A veces me pongo a pensar y me doy cuenta de que a pesar de que aún cuando espero casarme algún día, no creo mucho en éso del matrimonio. ¿Qué tan poco es muy poco conocer a alguien para que no te desencantes de su compañía? ¿Qué tanto debes amar a alguien para que puedan convivir en paz con los defectos de los dos?
Al parecer mis preguntas no tienen respuesta, por eso me cuesta creer en el matrimonio, sobretodo viniendo de unos padres divorciados. Y es que nunca me había puesto a pensar lo mucho que eso hizo que cambiara mi vida completamente, para bien, sí, pero cambió.
La verdad no sé de qué estoy hablando porque supongo que sí me enamoré aquella vez, y supongo también que tengo una idea de lo que se siente, y de éso se trata, ¿no? ¿Qué tan difícil puede ser?
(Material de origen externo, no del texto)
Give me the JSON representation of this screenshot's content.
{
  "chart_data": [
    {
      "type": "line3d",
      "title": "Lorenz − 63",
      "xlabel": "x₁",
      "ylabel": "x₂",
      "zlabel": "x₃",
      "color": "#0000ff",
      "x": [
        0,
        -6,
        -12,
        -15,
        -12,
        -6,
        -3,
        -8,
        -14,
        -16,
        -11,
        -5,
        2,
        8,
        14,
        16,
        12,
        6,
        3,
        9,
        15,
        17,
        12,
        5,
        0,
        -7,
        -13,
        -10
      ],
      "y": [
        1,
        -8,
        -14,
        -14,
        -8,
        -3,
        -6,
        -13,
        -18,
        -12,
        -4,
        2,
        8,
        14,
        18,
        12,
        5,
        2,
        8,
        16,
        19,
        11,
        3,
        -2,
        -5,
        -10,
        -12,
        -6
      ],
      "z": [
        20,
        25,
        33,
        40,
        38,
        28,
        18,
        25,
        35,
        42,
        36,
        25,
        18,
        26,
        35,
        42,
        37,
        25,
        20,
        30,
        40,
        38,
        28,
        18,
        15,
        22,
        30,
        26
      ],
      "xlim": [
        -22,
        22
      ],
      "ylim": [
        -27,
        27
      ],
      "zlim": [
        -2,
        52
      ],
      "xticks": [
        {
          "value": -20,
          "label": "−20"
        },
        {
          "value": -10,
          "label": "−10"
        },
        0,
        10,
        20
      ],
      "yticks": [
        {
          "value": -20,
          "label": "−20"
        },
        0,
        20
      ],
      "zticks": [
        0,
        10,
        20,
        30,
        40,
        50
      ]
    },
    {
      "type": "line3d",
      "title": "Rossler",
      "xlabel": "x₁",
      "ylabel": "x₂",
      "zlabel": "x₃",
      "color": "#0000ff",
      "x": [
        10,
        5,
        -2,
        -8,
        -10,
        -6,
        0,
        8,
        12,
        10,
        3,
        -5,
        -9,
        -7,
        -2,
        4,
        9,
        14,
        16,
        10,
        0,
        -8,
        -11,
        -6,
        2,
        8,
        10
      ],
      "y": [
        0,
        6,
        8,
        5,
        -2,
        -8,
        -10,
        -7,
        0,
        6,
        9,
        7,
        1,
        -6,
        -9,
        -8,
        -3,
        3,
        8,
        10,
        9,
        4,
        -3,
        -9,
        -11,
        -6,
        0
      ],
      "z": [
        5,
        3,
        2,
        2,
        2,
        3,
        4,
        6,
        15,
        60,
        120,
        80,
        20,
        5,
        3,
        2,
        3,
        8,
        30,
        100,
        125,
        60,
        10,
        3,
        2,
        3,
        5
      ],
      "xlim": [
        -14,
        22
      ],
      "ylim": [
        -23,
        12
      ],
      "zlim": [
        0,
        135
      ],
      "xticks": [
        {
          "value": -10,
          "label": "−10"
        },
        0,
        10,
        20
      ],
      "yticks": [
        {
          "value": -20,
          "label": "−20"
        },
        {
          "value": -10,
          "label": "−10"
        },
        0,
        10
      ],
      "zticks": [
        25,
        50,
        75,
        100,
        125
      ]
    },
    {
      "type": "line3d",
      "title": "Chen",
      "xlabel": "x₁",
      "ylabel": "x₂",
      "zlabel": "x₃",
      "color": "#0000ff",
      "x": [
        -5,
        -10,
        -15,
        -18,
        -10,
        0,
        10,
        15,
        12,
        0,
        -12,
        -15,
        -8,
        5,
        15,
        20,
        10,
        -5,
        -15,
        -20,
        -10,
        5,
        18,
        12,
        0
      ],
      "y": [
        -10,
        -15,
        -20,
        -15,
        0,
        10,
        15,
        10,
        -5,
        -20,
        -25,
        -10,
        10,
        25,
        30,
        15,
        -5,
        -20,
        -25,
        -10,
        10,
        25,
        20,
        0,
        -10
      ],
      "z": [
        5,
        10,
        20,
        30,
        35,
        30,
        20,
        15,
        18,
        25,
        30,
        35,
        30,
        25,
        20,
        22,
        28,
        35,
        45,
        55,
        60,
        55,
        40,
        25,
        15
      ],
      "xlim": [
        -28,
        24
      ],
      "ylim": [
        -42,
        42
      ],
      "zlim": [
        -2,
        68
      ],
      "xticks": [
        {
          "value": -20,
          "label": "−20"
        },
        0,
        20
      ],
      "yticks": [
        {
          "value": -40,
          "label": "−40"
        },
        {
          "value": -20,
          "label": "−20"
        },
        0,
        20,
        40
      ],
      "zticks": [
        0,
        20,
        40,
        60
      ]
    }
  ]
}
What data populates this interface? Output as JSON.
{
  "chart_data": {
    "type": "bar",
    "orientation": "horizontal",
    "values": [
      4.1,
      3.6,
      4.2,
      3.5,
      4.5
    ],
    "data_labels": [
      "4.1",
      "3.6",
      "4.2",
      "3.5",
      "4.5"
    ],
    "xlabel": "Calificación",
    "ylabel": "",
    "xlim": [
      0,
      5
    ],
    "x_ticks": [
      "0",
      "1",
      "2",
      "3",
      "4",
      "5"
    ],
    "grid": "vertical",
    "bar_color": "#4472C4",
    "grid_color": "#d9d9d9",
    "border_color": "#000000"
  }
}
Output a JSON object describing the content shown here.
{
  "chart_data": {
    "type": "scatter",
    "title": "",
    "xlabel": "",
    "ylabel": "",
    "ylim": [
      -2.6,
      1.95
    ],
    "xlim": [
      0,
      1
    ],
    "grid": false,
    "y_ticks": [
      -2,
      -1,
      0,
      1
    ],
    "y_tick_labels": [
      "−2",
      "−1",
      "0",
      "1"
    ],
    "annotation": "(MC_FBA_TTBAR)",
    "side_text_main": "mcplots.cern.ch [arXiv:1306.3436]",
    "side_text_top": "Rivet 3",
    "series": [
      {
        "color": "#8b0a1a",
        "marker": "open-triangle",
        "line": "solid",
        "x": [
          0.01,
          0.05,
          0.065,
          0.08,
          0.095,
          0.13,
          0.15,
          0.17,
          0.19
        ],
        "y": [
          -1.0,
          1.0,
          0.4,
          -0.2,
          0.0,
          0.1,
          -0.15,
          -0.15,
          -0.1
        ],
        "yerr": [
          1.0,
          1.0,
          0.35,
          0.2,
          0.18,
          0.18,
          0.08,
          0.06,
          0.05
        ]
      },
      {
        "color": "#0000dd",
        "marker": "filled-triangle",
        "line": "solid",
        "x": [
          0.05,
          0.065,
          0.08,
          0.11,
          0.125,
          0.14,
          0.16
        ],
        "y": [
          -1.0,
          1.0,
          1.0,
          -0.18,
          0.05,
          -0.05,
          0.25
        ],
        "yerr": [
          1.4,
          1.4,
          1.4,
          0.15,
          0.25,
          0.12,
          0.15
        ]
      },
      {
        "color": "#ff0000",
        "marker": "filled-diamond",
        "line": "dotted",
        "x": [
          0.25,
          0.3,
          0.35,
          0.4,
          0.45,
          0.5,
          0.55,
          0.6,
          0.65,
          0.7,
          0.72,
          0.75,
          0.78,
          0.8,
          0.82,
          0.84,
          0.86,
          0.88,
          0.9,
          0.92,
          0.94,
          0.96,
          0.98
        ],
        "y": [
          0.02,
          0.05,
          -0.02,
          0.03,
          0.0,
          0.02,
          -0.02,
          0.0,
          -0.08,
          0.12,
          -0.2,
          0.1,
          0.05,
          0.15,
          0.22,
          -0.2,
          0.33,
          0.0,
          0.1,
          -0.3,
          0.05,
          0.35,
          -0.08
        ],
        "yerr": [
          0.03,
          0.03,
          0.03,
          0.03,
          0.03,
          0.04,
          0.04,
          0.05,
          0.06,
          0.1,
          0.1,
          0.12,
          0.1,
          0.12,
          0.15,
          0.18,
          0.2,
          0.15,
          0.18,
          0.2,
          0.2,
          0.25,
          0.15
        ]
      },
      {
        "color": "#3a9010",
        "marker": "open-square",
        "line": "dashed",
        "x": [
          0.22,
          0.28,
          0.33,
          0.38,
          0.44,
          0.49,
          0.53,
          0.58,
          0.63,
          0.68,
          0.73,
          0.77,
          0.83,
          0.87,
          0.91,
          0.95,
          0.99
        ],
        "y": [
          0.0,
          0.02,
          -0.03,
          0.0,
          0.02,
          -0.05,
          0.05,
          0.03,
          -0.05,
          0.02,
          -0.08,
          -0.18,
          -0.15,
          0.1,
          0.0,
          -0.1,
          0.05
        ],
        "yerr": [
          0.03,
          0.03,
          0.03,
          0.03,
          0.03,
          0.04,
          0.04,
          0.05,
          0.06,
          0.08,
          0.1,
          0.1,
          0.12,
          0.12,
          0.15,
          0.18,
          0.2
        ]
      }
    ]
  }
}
Lo que sí sé, es que aunque tengo mis debilidades, creo que por estar esperando algo puro y verdadero es que me decepciono, porque gran parte de la gente que conozco (con sus excepciones, claro está) no piensa igual que yo en ese sentido. Para mí el matrimonio es algo complicado, no se puede tomar tan a la ligera. Es triste que exista gente que piense de esa manera. Soy una señora anticuada.